2Pour Platon, le problème de la transmission est intimement lié au problème de l’élection. Seuls « les élus », les philosophes qui ont accompli le long travail de « décrassage », de « dépoussiérage » sont aptes à transmettre. Quel est ce long chemin que les dits philosophes semblent avoir parcouru ?
3Celui de la réminiscence.
4Ils se souviennent qu’ils ont séjourné dans le monde parfait donc indestructible, incorruptible : « le monde intelligible, le monde des Idées » où le Beau, le Bien, le Vrai coexistent pour ne pas dire s’identifient. L’hypothèse de la réminiscence va assurer et légitimer les fondations de la transmission. Sans la théorie de la réminiscence, il n’y a rien à transmettre de proprement humain.

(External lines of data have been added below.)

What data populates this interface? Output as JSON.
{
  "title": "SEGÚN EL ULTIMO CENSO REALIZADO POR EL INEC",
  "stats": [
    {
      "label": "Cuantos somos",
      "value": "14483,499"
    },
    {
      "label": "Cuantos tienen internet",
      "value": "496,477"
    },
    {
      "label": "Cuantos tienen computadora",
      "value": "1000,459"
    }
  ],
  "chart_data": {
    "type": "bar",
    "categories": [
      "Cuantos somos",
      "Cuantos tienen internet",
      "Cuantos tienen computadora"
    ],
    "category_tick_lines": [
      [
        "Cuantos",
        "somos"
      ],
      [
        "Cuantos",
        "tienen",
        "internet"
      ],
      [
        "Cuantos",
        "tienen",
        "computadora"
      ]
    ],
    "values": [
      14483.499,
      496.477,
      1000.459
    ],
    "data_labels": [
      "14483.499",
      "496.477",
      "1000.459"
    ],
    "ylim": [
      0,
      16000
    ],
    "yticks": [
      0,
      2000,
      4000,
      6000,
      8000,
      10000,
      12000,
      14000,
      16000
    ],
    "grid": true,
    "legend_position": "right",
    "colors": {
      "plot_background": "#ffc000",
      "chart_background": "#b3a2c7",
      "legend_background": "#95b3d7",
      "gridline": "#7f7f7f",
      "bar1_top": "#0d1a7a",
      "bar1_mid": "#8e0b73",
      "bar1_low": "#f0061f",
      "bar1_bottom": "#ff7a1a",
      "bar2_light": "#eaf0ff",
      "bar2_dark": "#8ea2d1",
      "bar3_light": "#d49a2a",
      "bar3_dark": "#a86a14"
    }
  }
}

5L’humanité n’est pas réductible à l’animalité. L’humanité est de l’ordre du divin, c’est-à-dire incorruptible. La théorie de la réminiscence suppose une vie intellectuelle de l’âme, antérieure à notre existence présente. L’âme, qui connaît les idées, est de nature divine. La simplicité de son essence implique l’impossibilité de sa dissolution (cf. Phèdre 76 E). L’âme antérieurement à son union avec le corps a contemplé le monde intelligible. La raison qui atteint les choses éternelles est elle-même éternelle et divine.
6Ce qui constitue essentiellement le moi de chacun n’est pas seulement semblable aux choses divines, c’est vraiment une divinité. L’âme du sage saisit tout ce qui est éternel et parfait. L’éternité est le sceau de notre humanité.
7Ainsi l’antériorité du monde intelligible, substance du Bien Absolu, est une forme de transcendance immanente puisque chaque être humain a baigné dans les eaux éternelles. Peu le savent. « L’inconscient » ne connaît ni le temps, ni l’espace, ni la mort : telle est la croyance, l’exigence de la philosophie de Platon.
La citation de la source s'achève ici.